A recommendation or two: While under no illusion that the complexities of polypeptide synthesis and protein assembly can be easily resolved – it is surely possible to present them in a more coherent, consistent, and accessible manner. Here are a few suggestions that might provoke discussion. Let us first recognize that, for those genes that encode polypeptides: i) they encode polypeptides rather than functional proteins (a reality confused by the term “quaternary structure”). We might well distinguish a polypeptide from a protein based on the concentration of free monomeric polypeptide (gene product) within the cell. Then we need to convey the reality to students that the assembly of a protein is no simple process, particularly within the crowded cytoplasm , a misconception supported by the simple secondary-tertiary structure perspective. While some proteins assemble on their own, many (most?) cannot.
As an example, consider the protein tubulin (↑). As noted by Nithianantham et al , “ Five conserved tubulin cofactors/chaperones and the Arl2 GTPase regulate α- and β-tubulin assembly into heterodimers” and the “tubulin cofactors TBCD, TBCE, and Arl2, which together assemble a GTP-hydrolyzing tubulin chaperone critical for the biogenesis, maintenance, and degradation of soluble αβ-tubulin.” Without these various chaperones the tubulin protein cannot be formed. Here the distinction between protein and multiprotein complex is clear, since tubulin protein exists in readily detectable levels within the cell, in contrast to the α- and β-tubulin polypeptides, which are found complexed to the TBCB and TBCA chaperone polypeptides. Of course the balance between tubulin and tubulin polymers (microtubules) is itself regulated by a number of factors.

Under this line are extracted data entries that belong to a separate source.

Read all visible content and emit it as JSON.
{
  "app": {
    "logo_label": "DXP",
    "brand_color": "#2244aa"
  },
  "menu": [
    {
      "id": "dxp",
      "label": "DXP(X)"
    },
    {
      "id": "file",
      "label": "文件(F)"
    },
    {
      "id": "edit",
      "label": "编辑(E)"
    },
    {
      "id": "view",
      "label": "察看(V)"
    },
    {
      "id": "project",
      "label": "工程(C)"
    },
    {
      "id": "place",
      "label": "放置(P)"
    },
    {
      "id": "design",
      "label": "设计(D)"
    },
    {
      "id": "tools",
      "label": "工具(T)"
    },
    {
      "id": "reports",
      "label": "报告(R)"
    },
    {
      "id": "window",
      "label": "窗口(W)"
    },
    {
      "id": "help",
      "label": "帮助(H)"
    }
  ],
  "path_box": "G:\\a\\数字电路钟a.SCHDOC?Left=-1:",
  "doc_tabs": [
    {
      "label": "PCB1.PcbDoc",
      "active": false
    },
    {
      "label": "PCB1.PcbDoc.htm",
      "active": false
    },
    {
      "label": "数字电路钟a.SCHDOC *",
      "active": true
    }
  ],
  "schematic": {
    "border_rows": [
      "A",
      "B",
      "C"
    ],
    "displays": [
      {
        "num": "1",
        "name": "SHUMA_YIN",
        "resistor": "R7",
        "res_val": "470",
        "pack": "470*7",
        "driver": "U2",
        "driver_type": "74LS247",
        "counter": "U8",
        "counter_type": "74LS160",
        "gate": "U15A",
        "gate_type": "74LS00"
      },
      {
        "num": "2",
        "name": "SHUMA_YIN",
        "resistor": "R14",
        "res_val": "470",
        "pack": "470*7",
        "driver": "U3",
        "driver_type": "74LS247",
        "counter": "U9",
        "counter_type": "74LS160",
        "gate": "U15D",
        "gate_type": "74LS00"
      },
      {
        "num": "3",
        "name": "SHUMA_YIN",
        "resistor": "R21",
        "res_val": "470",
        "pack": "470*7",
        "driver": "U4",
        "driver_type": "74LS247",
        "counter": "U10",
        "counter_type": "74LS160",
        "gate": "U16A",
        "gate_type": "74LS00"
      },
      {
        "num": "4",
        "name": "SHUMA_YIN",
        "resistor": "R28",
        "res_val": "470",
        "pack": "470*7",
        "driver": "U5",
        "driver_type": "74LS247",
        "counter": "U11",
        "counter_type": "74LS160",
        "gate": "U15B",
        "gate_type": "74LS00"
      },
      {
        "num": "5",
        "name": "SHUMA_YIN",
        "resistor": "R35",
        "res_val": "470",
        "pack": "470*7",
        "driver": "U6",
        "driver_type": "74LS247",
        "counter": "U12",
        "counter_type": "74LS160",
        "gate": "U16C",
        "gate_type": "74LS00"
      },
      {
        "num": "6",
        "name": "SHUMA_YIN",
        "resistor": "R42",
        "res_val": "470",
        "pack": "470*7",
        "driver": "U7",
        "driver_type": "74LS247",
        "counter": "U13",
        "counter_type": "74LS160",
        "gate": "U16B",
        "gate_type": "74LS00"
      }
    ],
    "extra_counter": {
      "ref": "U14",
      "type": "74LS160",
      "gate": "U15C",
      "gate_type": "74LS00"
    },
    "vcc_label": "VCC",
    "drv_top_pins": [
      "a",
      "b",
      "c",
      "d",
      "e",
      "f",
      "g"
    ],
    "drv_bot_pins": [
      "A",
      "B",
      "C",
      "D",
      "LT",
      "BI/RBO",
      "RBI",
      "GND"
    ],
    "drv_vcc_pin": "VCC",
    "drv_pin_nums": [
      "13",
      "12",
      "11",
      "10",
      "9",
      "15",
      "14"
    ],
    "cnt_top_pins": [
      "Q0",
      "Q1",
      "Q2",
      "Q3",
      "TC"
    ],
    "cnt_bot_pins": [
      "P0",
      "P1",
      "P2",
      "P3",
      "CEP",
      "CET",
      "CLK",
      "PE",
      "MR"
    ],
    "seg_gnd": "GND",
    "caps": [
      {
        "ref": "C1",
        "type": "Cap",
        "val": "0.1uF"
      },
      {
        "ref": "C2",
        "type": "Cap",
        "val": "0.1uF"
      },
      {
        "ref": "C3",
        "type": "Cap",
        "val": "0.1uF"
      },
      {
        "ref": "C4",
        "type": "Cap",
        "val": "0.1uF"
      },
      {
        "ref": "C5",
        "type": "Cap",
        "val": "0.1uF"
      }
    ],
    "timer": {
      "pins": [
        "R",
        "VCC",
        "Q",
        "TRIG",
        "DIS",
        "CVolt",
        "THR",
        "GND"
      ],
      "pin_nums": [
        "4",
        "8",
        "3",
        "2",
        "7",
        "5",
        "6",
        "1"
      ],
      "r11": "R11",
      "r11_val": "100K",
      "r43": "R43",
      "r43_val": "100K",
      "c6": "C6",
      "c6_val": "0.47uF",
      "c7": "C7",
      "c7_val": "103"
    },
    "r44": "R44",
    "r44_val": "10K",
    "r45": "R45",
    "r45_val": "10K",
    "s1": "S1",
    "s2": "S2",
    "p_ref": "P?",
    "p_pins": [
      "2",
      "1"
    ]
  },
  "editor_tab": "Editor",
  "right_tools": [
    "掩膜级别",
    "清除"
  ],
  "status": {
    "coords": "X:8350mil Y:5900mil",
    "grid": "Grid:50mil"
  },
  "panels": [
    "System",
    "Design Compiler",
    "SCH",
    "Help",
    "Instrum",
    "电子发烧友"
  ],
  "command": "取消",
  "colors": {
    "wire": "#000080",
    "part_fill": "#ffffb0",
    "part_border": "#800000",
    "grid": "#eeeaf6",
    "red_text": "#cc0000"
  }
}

The situation is even more complex when we come to the ribosome and other structures, such as the nuclear pore. Woolford  estimates that “more than 350 protein and RNA molecules participate in yeast ribosome assembly, and many more in metazoa”; in addition to four ribsomal RNAs and ~80 polypeptides (often referred to as ribosomal proteins) that are synthesized in the cytoplasm and transported into the nucleus in association with various transport factors, these “assembly factors, including diverse RNA-binding proteins, endo- and exonucleases, RNA helicases, GTPases and ATPases. These assembly factors promote pre-rRNA folding and processing, remodeling of protein–protein and RNA–protein networks, nuclear export and quality control” . While I suspect that some structural components of the ribosome and the nuclear pore may have functions as monomeric polypeptides, and so could be considered as proteins, at this point it is best (most accurate) to assume that they are polypeptides, components of proteins and larger, molecular machines (past post).
We can, of course, continue to consider the roles of common folding motifs, arising from the chemistry of the peptide bond and the environment within and around the assembling protein, in the context of protein structure [17, 18], The knottier problem is how to help students recognize how functional entities, proteins and molecular machines, together with the coupled reaction systems that drive them and the molecular interactions that regulate them, function. How mutations, alleleic variations, and various environmentally induced perturbations influence the behaviors of cells and organisms, and how they generate normal and pathogenic phenotypes. Such a view emphasizes the dynamics of the living state, and the complex flow of information out of DNA into networks of molecular machines and reaction systems.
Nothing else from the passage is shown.